New research suggests coaches looking to boost their players' performance may want to invest in a few books on existentialism.

It turns out, the ever-present threat of death -- and the system the mind uses to ignore that threat -- can be used to an athlete's advantage.

"Your subconscious tries to find ways to defeat death, to make death not a problem, and the solution is self-esteem," Uri Lifshin, a psychology doctoral student at the University of Arizona, explained in a news release. "Self-esteem gives you a feeling that you're part of something bigger, that you have a chance for immortality, that you have meaning, that you're not just a sack of meat."

Lifshin and his research partner Colin Zestcott, also a doctoral student, wanted to find out a reminder of a person's own mortality might influence an activity from which that person derives self-esteem.

In this case, the activity was basketball. The researchers recruited males who claimed to care about their basketball performance but did not play on a formal college basketball team.

"Our idea was that the study effect should only work for people who are motivated to perform well in sports," Zestcott explained.

Zestcott played participants one on one in basketball, posing as one of the study's participants. Each participant played two games. In between the two games, half of the participants received a questionnaire and series of tasks designed to inspire thoughts about death and mortality. The other half were asked to think about basketball.

Those who were reminded of their own mortality improved their performance in the second game, while the other participants did not.

In a second experiment, Zestcott used a more subtle reminder, wearing a shirt covered in the word "death" while explaining how a simple shooting contest would work. Half the participants saw the shirt, half did not.

Those who saw the death shirt performed 30 percent better than their peers who did not see the shirt.

"They took more shots, better shots, and they hustled more and ran faster," Lifshin said.

The results, detailed in the Journal of Sport and Exercise Psychology, lend support to terror management theory, the idea that humans relieve the fear of death by developing self-esteem or symbolic immortality.

The researchers say many coaches likely unknowingly use the theory to inspire their team.
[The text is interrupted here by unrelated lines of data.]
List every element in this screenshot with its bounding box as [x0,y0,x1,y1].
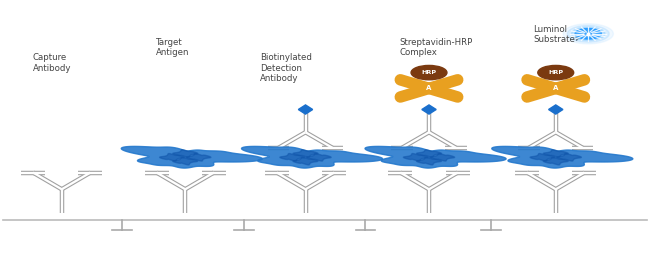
Circle shape [544,84,567,93]
Polygon shape [571,27,605,41]
Polygon shape [417,157,441,165]
Polygon shape [543,157,568,165]
Text: A: A [426,85,432,92]
Polygon shape [417,150,441,157]
Polygon shape [280,154,305,161]
Polygon shape [298,105,313,114]
Polygon shape [242,146,383,168]
Circle shape [417,84,441,93]
Text: A: A [553,85,558,92]
Text: HRP: HRP [548,70,564,75]
Polygon shape [556,154,581,161]
Polygon shape [173,157,198,165]
Polygon shape [404,154,428,161]
Polygon shape [430,154,454,161]
Polygon shape [173,150,198,157]
Polygon shape [186,154,211,161]
Polygon shape [122,146,263,168]
Polygon shape [543,150,568,157]
Polygon shape [563,24,614,44]
Circle shape [538,66,574,80]
Polygon shape [306,154,331,161]
Polygon shape [160,154,185,161]
Text: Luminol
Substrate: Luminol Substrate [533,25,575,44]
Polygon shape [575,29,601,39]
Polygon shape [293,150,318,157]
Polygon shape [422,105,436,114]
Text: Streptavidin-HRP
Complex: Streptavidin-HRP Complex [400,38,473,57]
Polygon shape [567,25,609,42]
Polygon shape [549,105,563,114]
Text: Biotinylated
Detection
Antibody: Biotinylated Detection Antibody [260,53,312,83]
Text: Capture
Antibody: Capture Antibody [32,53,71,73]
Polygon shape [530,154,555,161]
Circle shape [411,66,447,80]
Text: HRP: HRP [421,70,437,75]
Text: Target
Antigen: Target Antigen [156,38,190,57]
Polygon shape [365,146,506,168]
Polygon shape [293,157,318,165]
Polygon shape [492,146,633,168]
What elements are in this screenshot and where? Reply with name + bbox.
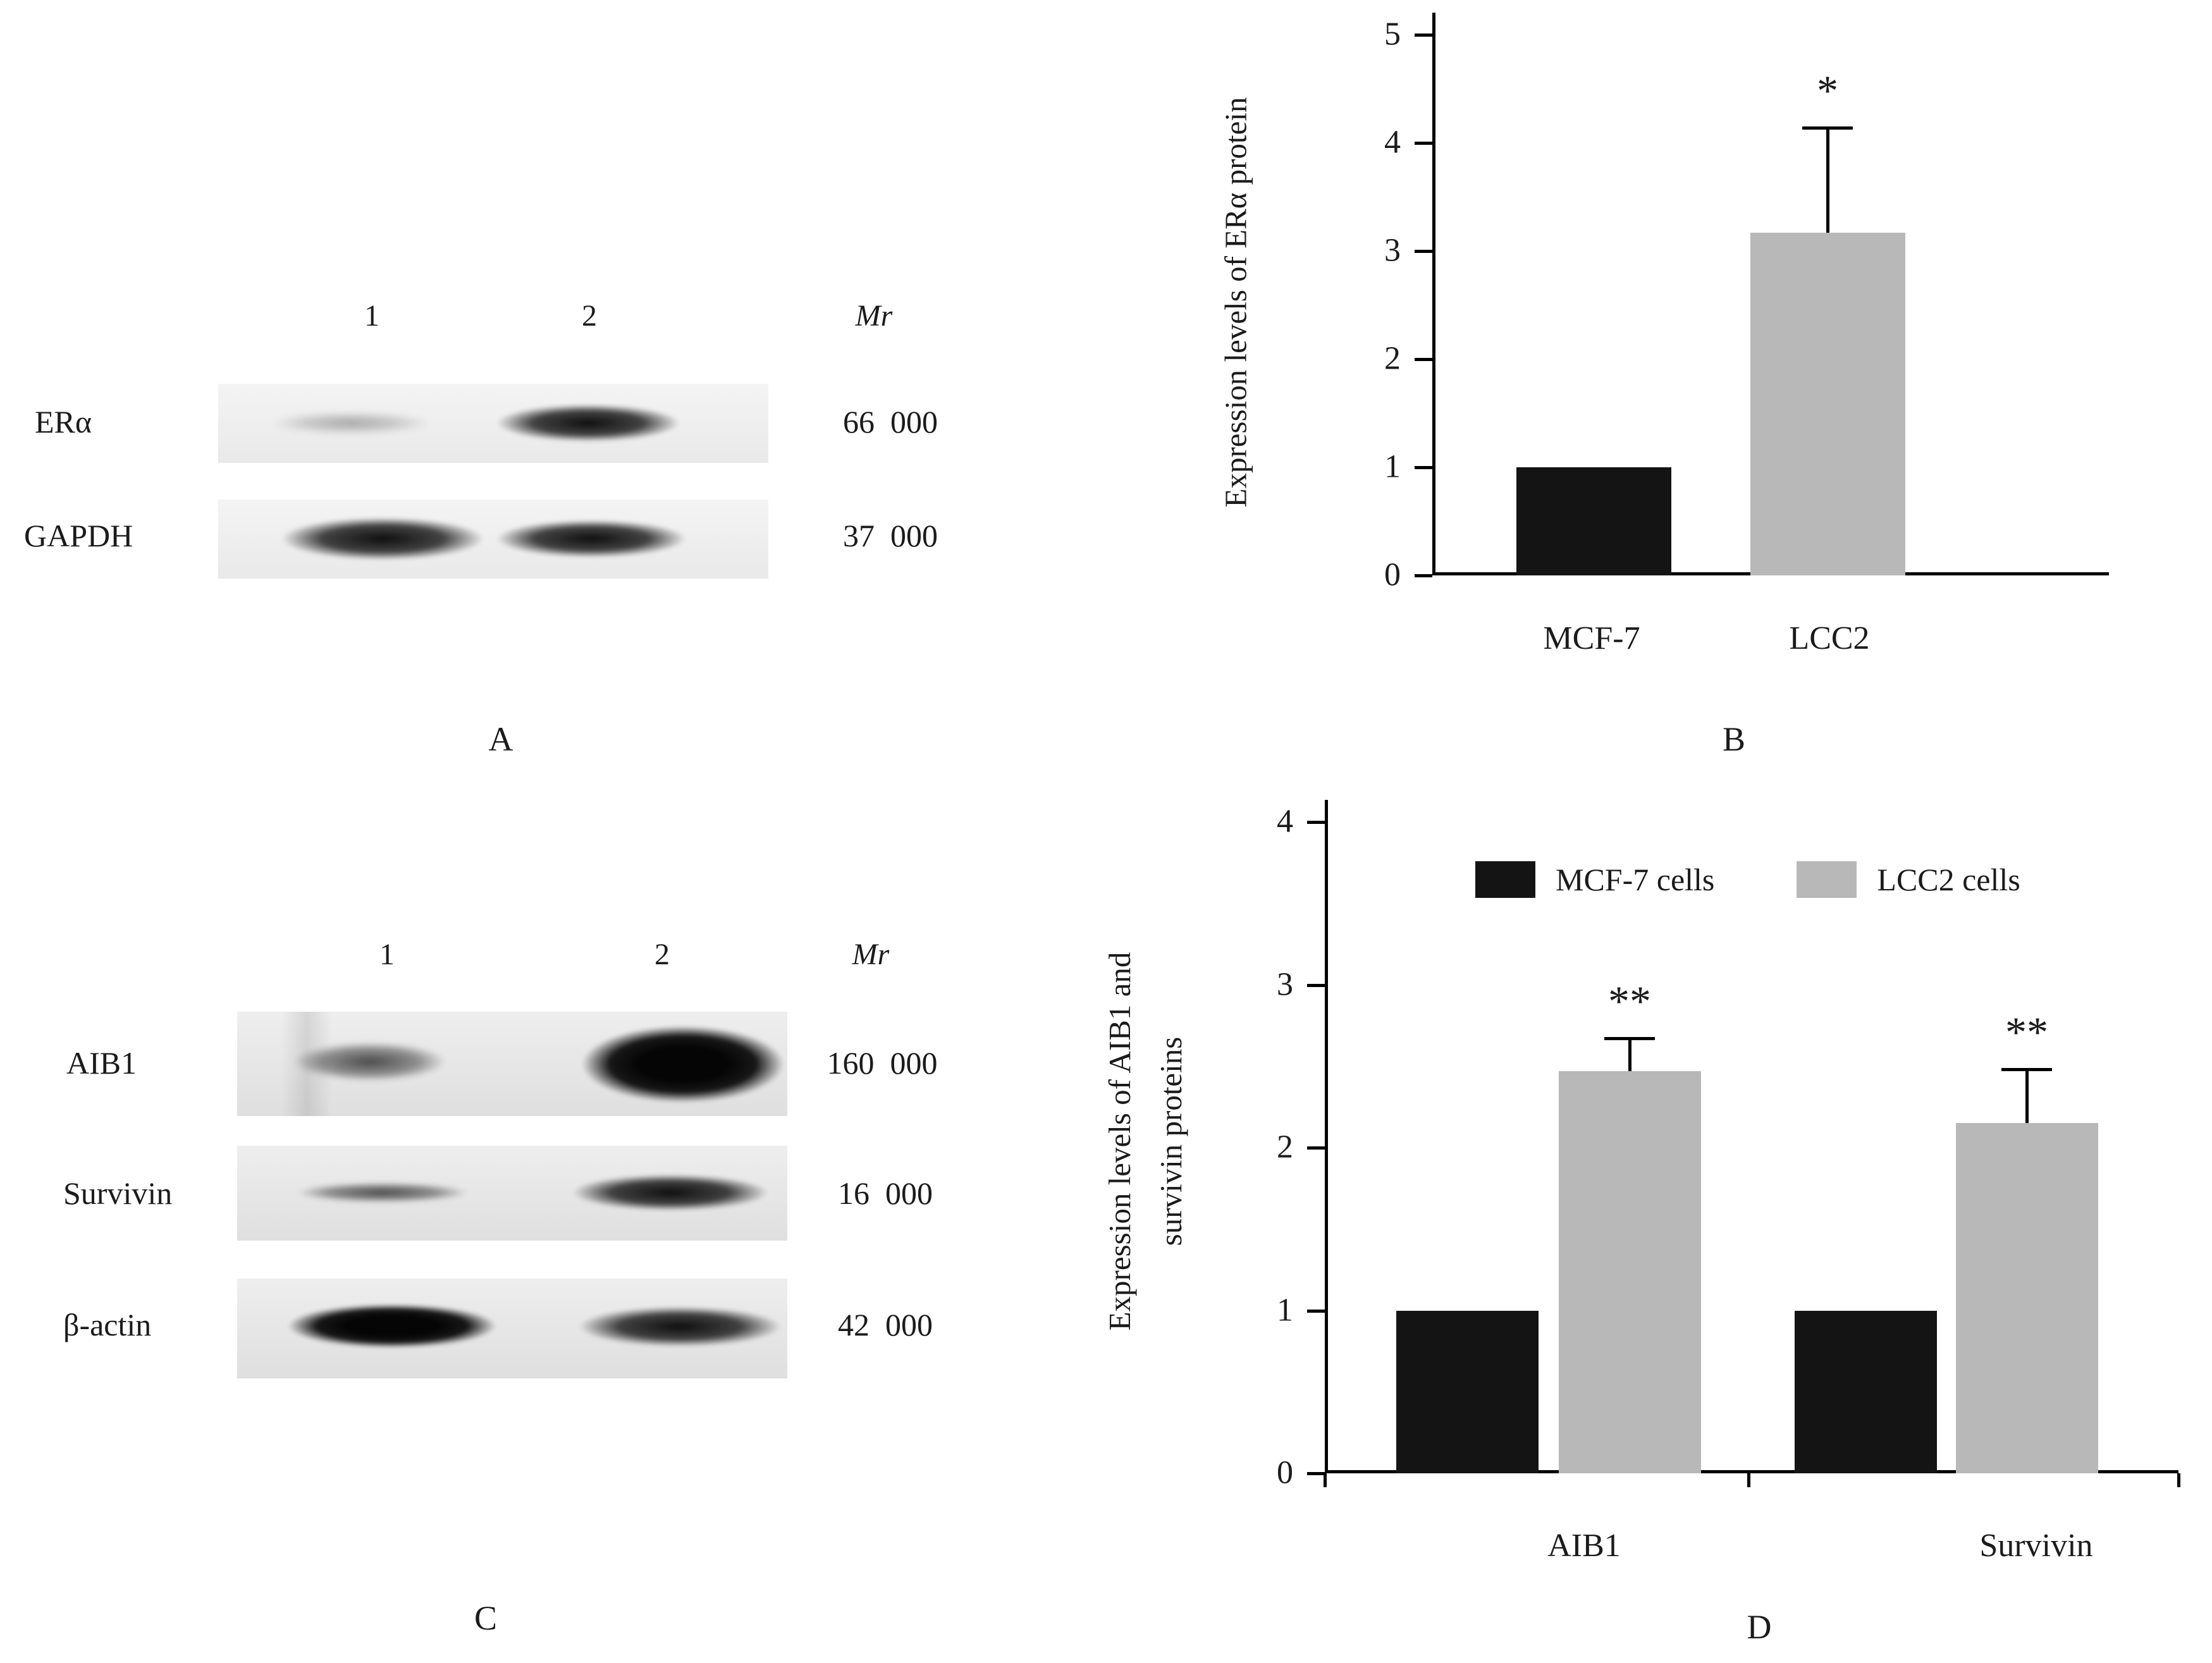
y-tick-label: 5 [1384, 16, 1401, 52]
panel-a-mr-gapdh: 37 000 [843, 518, 938, 553]
bar-survivin-series0 [1794, 1310, 1937, 1473]
bar-mcf-7 [1516, 467, 1671, 575]
legend-label-lcc2: LCC2 cells [1877, 862, 2020, 897]
blot-strip-gapdh [218, 500, 768, 579]
panel-a-row-label-era: ERα [35, 404, 92, 439]
y-tick-label: 3 [1277, 966, 1293, 1002]
panel-c-mr-aib1: 160 000 [826, 1045, 938, 1081]
legend-label-mcf7: MCF-7 cells [1556, 862, 1715, 897]
error-bar-line [1628, 1038, 1631, 1071]
error-bar-cap [1802, 126, 1853, 130]
y-tick-label: 1 [1384, 448, 1401, 485]
chart-d-ylabel: Expression levels of AIB1 and survivin p… [1102, 952, 1188, 1331]
y-tick [1415, 34, 1432, 37]
panel-a-letter: A [488, 720, 513, 758]
chart-b-ylabel: Expression levels of ERα protein [1218, 97, 1253, 508]
legend-item-mcf7: MCF-7 cells [1475, 861, 1714, 898]
panel-a-mr-header: Mr [855, 299, 893, 333]
x-category-label: AIB1 [1547, 1528, 1621, 1564]
y-tick [1307, 1309, 1325, 1313]
panel-b-letter: B [1722, 720, 1746, 758]
chart-d-x-axis [1325, 1470, 2178, 1473]
y-tick [1415, 250, 1432, 253]
bar-survivin-series1 [1955, 1123, 2098, 1473]
blot-band-aib1-lane1 [294, 1042, 446, 1081]
y-tick-label: 4 [1277, 803, 1293, 840]
legend-item-lcc2: LCC2 cells [1797, 861, 2020, 898]
panel-a-row-label-gapdh: GAPDH [24, 518, 133, 553]
panel-c-lane-header-2: 2 [654, 938, 670, 971]
legend-swatch-lcc2 [1797, 861, 1857, 898]
y-tick-label: 4 [1384, 124, 1401, 161]
chart-d-y-axis [1325, 800, 1328, 1473]
blot-strip-bactin [237, 1279, 787, 1378]
blot-band-aib1-lane2 [582, 1026, 784, 1103]
blot-band-bactin-lane1 [288, 1304, 496, 1348]
y-tick [1307, 983, 1325, 987]
blot-strip-era [218, 384, 768, 463]
error-bar-line [2025, 1069, 2029, 1124]
y-tick-label: 2 [1384, 340, 1401, 377]
y-tick [1307, 1472, 1325, 1475]
panel-d-letter: D [1747, 1608, 1772, 1646]
y-tick-label: 2 [1277, 1129, 1293, 1165]
blot-strip-aib1 [237, 1012, 787, 1116]
bar-lcc2 [1750, 232, 1905, 575]
x-tick [1324, 1473, 1327, 1487]
panel-c-letter: C [474, 1599, 498, 1637]
panel-c-mr-header: Mr [852, 938, 890, 971]
y-tick-label: 1 [1277, 1291, 1293, 1328]
error-bar-cap [1604, 1037, 1655, 1041]
significance-marker: * [1817, 66, 1838, 115]
panel-c-mr-survivin: 16 000 [838, 1175, 933, 1211]
y-tick [1415, 466, 1432, 469]
x-category-label: Survivin [1979, 1528, 2093, 1564]
error-bar-line [1826, 128, 1829, 233]
y-tick-label: 0 [1384, 556, 1401, 593]
x-category-label: MCF-7 [1543, 620, 1640, 656]
bar-aib1-series1 [1558, 1071, 1701, 1473]
y-tick [1415, 358, 1432, 361]
panel-c-row-label-survivin: Survivin [63, 1175, 173, 1211]
panel-a-mr-era: 66 000 [843, 404, 938, 439]
legend-swatch-mcf7 [1475, 861, 1535, 898]
x-tick [1747, 1473, 1750, 1487]
blot-band-gapdh-lane2 [496, 520, 686, 558]
blot-band-survivin-lane2 [572, 1174, 768, 1211]
y-tick [1307, 821, 1325, 824]
y-tick [1415, 574, 1432, 577]
y-tick-label: 3 [1384, 232, 1401, 269]
error-bar-cap [2001, 1068, 2052, 1072]
panel-a-lane-header-2: 2 [582, 299, 597, 333]
blot-band-era-lane1 [272, 412, 430, 434]
y-tick-label: 0 [1277, 1454, 1293, 1491]
chart-d-plot: MCF-7 cells LCC2 cells 0 1 2 3 4 ** ** AIB1 Surv… [1277, 800, 2180, 1564]
panel-c-lane-header-1: 1 [379, 938, 395, 971]
panel-a-lane-header-1: 1 [364, 299, 379, 333]
blot-strip-survivin [237, 1146, 787, 1241]
y-tick [1415, 142, 1432, 145]
x-tick [2177, 1473, 2180, 1487]
chart-b-plot: 0 1 2 3 4 5 * MCF-7 LCC2 [1384, 13, 2109, 656]
significance-marker: ** [2005, 1008, 2048, 1057]
x-category-label: LCC2 [1789, 620, 1870, 656]
panel-c-row-label-bactin: β-actin [63, 1307, 152, 1342]
y-tick [1307, 1146, 1325, 1150]
blot-band-era-lane2 [496, 404, 680, 442]
blot-band-gapdh-lane1 [281, 517, 484, 560]
panel-c-row-label-aib1: AIB1 [66, 1045, 137, 1081]
blot-band-survivin-lane1 [297, 1182, 468, 1203]
bar-aib1-series0 [1396, 1310, 1539, 1473]
significance-marker: ** [1608, 977, 1651, 1026]
chart-b-y-axis [1432, 13, 1435, 575]
panel-c-mr-bactin: 42 000 [838, 1307, 933, 1342]
blot-band-bactin-lane2 [579, 1306, 781, 1347]
chart-d-legend: MCF-7 cells LCC2 cells [1475, 861, 2020, 898]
Reminding a team of their legacy, and how their performance will affect how they're remembered, likely has a similar effect, researchers say.

"This is a potentially untapped way to motivate athletes but also perhaps to motivate people in other realms," Zestcott said. "Outside of sports, we think that this has implications for a range of different performance-related tasks, like people's jobs, so we're excited about the future of this research."